Study Guide

Loveliest of Trees Stanza 2

By A.E. Housman

Stanza 2

Lines 5-6

Now, of my threescore years and ten,
Twenty will not come again, 

  • Okay, after a stanza describing the tree itself, the speaker shifts to a more reflective mood here.
  • As well, we get some… math? In a poem? Argh. All these numbers here are a little confusing, so let's take it piece by piece.
  • The speaker says that he has threescore years and ten, and twenty of them will never come again. Pencils ready? Graphing calculators on? Green visors in place? Let's do this:
  • So, a "score" is just an old-fashioned way of saying 20. (You may be familiar with that idea from this famous speech by Abraham Lincoln.) 
  • This means that "threescore" is just three times 20, or… 60. (We had to take our socks off and get out the toes to calculate that one.) 
  • Now, if you add "ten" to "threescore" (60), you get… 70. Ta-da. So, the speaker is seventy then?
  • Um, not exactly—and that's where the confusion comes in.
  • He's imagining that after, everything is said and done, he will reach the ripe old age of 70. You could paraphrase it like this: "I will probably end up dying when I'm about 70."
  • So, he guesses that he will live to be seventy.
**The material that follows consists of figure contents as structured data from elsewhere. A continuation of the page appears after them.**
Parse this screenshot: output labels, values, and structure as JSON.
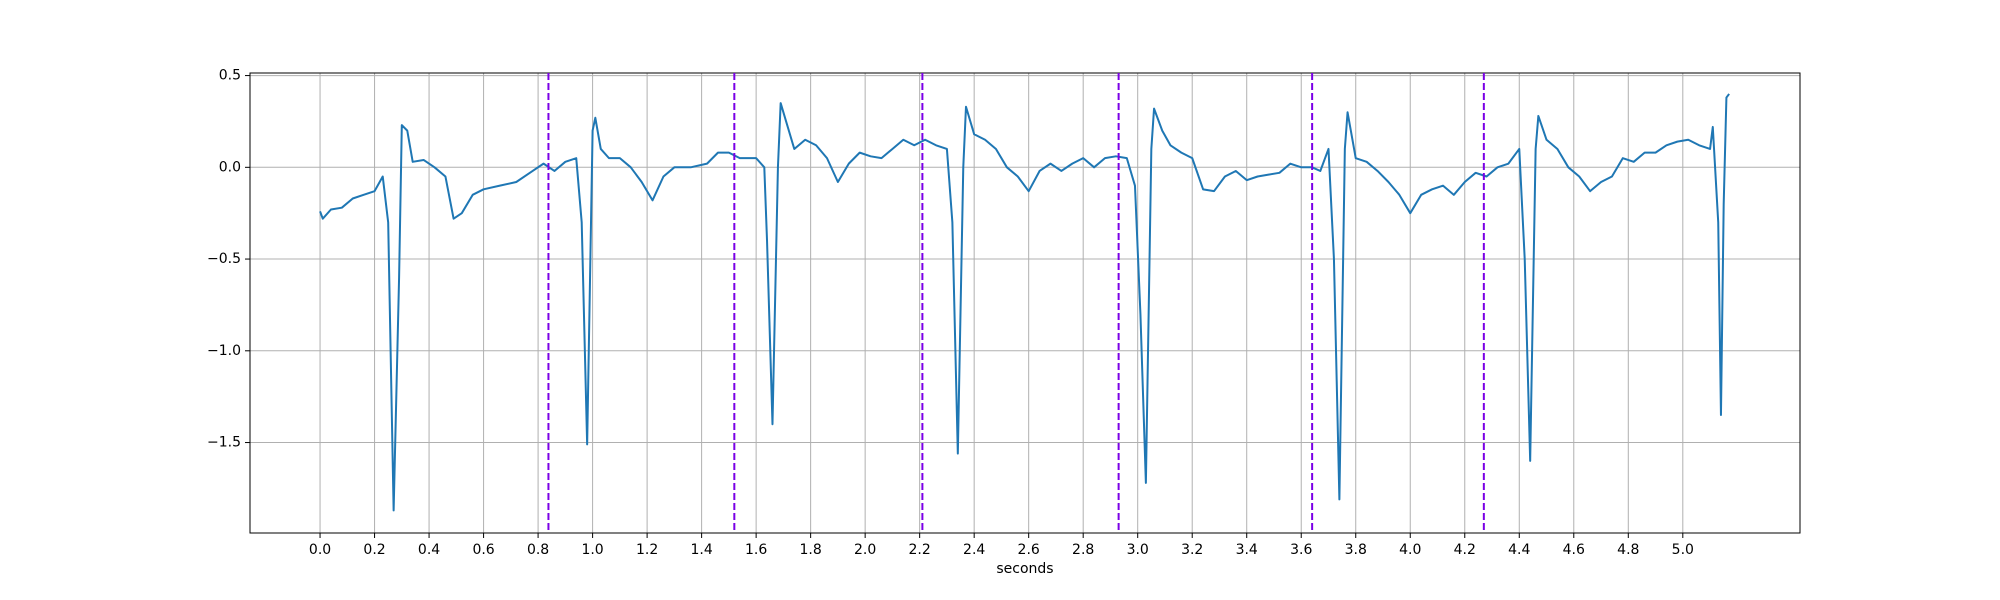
{
  "chart_data": {
    "type": "line",
    "xlabel": "seconds",
    "x": [
      0.0,
      0.01,
      0.04,
      0.08,
      0.12,
      0.16,
      0.2,
      0.23,
      0.25,
      0.27,
      0.29,
      0.3,
      0.32,
      0.34,
      0.38,
      0.42,
      0.46,
      0.49,
      0.52,
      0.56,
      0.6,
      0.66,
      0.72,
      0.78,
      0.82,
      0.86,
      0.9,
      0.94,
      0.96,
      0.98,
      1.0,
      1.01,
      1.03,
      1.06,
      1.1,
      1.14,
      1.18,
      1.22,
      1.26,
      1.3,
      1.36,
      1.42,
      1.46,
      1.5,
      1.54,
      1.6,
      1.63,
      1.64,
      1.66,
      1.68,
      1.69,
      1.71,
      1.74,
      1.78,
      1.82,
      1.86,
      1.9,
      1.94,
      1.98,
      2.02,
      2.06,
      2.1,
      2.14,
      2.18,
      2.22,
      2.26,
      2.3,
      2.32,
      2.34,
      2.36,
      2.37,
      2.4,
      2.44,
      2.48,
      2.52,
      2.56,
      2.6,
      2.64,
      2.68,
      2.72,
      2.76,
      2.8,
      2.84,
      2.88,
      2.92,
      2.96,
      2.99,
      3.01,
      3.03,
      3.05,
      3.06,
      3.09,
      3.12,
      3.16,
      3.2,
      3.24,
      3.28,
      3.32,
      3.36,
      3.4,
      3.44,
      3.48,
      3.52,
      3.56,
      3.6,
      3.64,
      3.67,
      3.7,
      3.72,
      3.74,
      3.76,
      3.77,
      3.8,
      3.84,
      3.88,
      3.92,
      3.96,
      4.0,
      4.04,
      4.08,
      4.12,
      4.16,
      4.2,
      4.24,
      4.28,
      4.32,
      4.36,
      4.4,
      4.42,
      4.44,
      4.46,
      4.47,
      4.5,
      4.54,
      4.58,
      4.62,
      4.66,
      4.7,
      4.74,
      4.78,
      4.82,
      4.86,
      4.9,
      4.94,
      4.98,
      5.02,
      5.06,
      5.1,
      5.11,
      5.13,
      5.14,
      5.15,
      5.16,
      5.17
    ],
    "series": [
      {
        "color": "#1f77b4",
        "values": [
          -0.24,
          -0.28,
          -0.23,
          -0.22,
          -0.17,
          -0.15,
          -0.13,
          -0.05,
          -0.3,
          -1.87,
          -0.6,
          0.23,
          0.2,
          0.03,
          0.04,
          0.0,
          -0.05,
          -0.28,
          -0.25,
          -0.15,
          -0.12,
          -0.1,
          -0.08,
          -0.02,
          0.02,
          -0.02,
          0.03,
          0.05,
          -0.3,
          -1.51,
          0.2,
          0.27,
          0.1,
          0.05,
          0.05,
          0.0,
          -0.08,
          -0.18,
          -0.05,
          0.0,
          0.0,
          0.02,
          0.08,
          0.08,
          0.05,
          0.05,
          0.0,
          -0.4,
          -1.4,
          0.0,
          0.35,
          0.25,
          0.1,
          0.15,
          0.12,
          0.05,
          -0.08,
          0.02,
          0.08,
          0.06,
          0.05,
          0.1,
          0.15,
          0.12,
          0.15,
          0.12,
          0.1,
          -0.3,
          -1.56,
          0.0,
          0.33,
          0.18,
          0.15,
          0.1,
          0.0,
          -0.05,
          -0.13,
          -0.02,
          0.02,
          -0.02,
          0.02,
          0.05,
          0.0,
          0.05,
          0.06,
          0.05,
          -0.1,
          -0.8,
          -1.72,
          0.1,
          0.32,
          0.2,
          0.12,
          0.08,
          0.05,
          -0.12,
          -0.13,
          -0.05,
          -0.02,
          -0.07,
          -0.05,
          -0.04,
          -0.03,
          0.02,
          0.0,
          0.0,
          -0.02,
          0.1,
          -0.5,
          -1.81,
          0.1,
          0.3,
          0.05,
          0.03,
          -0.02,
          -0.08,
          -0.15,
          -0.25,
          -0.15,
          -0.12,
          -0.1,
          -0.15,
          -0.08,
          -0.03,
          -0.05,
          0.0,
          0.02,
          0.1,
          -0.5,
          -1.6,
          0.1,
          0.28,
          0.15,
          0.1,
          0.0,
          -0.05,
          -0.13,
          -0.08,
          -0.05,
          0.05,
          0.03,
          0.08,
          0.08,
          0.12,
          0.14,
          0.15,
          0.12,
          0.1,
          0.22,
          -0.3,
          -1.35,
          -0.2,
          0.38,
          0.4
        ]
      }
    ],
    "vlines": {
      "color": "#7a00e6",
      "x": [
        0.838,
        1.52,
        2.21,
        2.93,
        3.64,
        4.27
      ]
    },
    "xlim": [
      -0.257,
      5.43
    ],
    "ylim": [
      -1.993,
      0.514
    ],
    "xticks": [
      {
        "value": 0,
        "label": "0.0"
      },
      {
        "value": 0.2,
        "label": "0.2"
      },
      {
        "value": 0.4,
        "label": "0.4"
      },
      {
        "value": 0.6,
        "label": "0.6"
      },
      {
        "value": 0.8,
        "label": "0.8"
      },
      {
        "value": 1,
        "label": "1.0"
      },
      {
        "value": 1.2,
        "label": "1.2"
      },
      {
        "value": 1.4,
        "label": "1.4"
      },
      {
        "value": 1.6,
        "label": "1.6"
      },
      {
        "value": 1.8,
        "label": "1.8"
      },
      {
        "value": 2,
        "label": "2.0"
      },
      {
        "value": 2.2,
        "label": "2.2"
      },
      {
        "value": 2.4,
        "label": "2.4"
      },
      {
        "value": 2.6,
        "label": "2.6"
      },
      {
        "value": 2.8,
        "label": "2.8"
      },
      {
        "value": 3,
        "label": "3.0"
      },
      {
        "value": 3.2,
        "label": "3.2"
      },
      {
        "value": 3.4,
        "label": "3.4"
      },
      {
        "value": 3.6,
        "label": "3.6"
      },
      {
        "value": 3.8,
        "label": "3.8"
      },
      {
        "value": 4,
        "label": "4.0"
      },
      {
        "value": 4.2,
        "label": "4.2"
      },
      {
        "value": 4.4,
        "label": "4.4"
      },
      {
        "value": 4.6,
        "label": "4.6"
      },
      {
        "value": 4.8,
        "label": "4.8"
      },
      {
        "value": 5,
        "label": "5.0"
      }
    ],
    "yticks": [
      0.5,
      {
        "value": 0,
        "label": "0.0"
      },
      {
        "value": -0.5,
        "label": "−0.5"
      },
      {
        "value": -1,
        "label": "−1.0"
      },
      {
        "value": -1.5,
        "label": "−1.5"
      }
    ],
    "grid": true
  }
}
He also knows that his current age ("twenty"—20 years old) will never come again.
  • We know, we know. This is a very roundabout or confusing way to say "I'll never be twenty again," but it's late Victorian poetry folks. And Victorians couldn't say very much of anything without using roundabout phrasing.

Lines 7-8

And take from seventy springs a score,
It only leaves me fifty more. 

  • Fun—more math awaits us. 
  • This time the speaker uses the same roundabout method to calculate how many years he has left of life:
  • Assuming that the speaker will live to be 70, if he takes away the 20 years he's already lived, that means he's only got… 50 years left ("it only leaves me fifty more"). 
  • As in the two previous lines, the speaker again uses that word "score." Spring comes once a year, so "seventy springs" is like saying seventy years.
  • Now, there'd be two ways to react to this realization. Way #1: "Woo-hoo! I've got 50 more of springs to enjoy! I'm totally set." Way #2: "50?! That's it? I better hustle up and get living."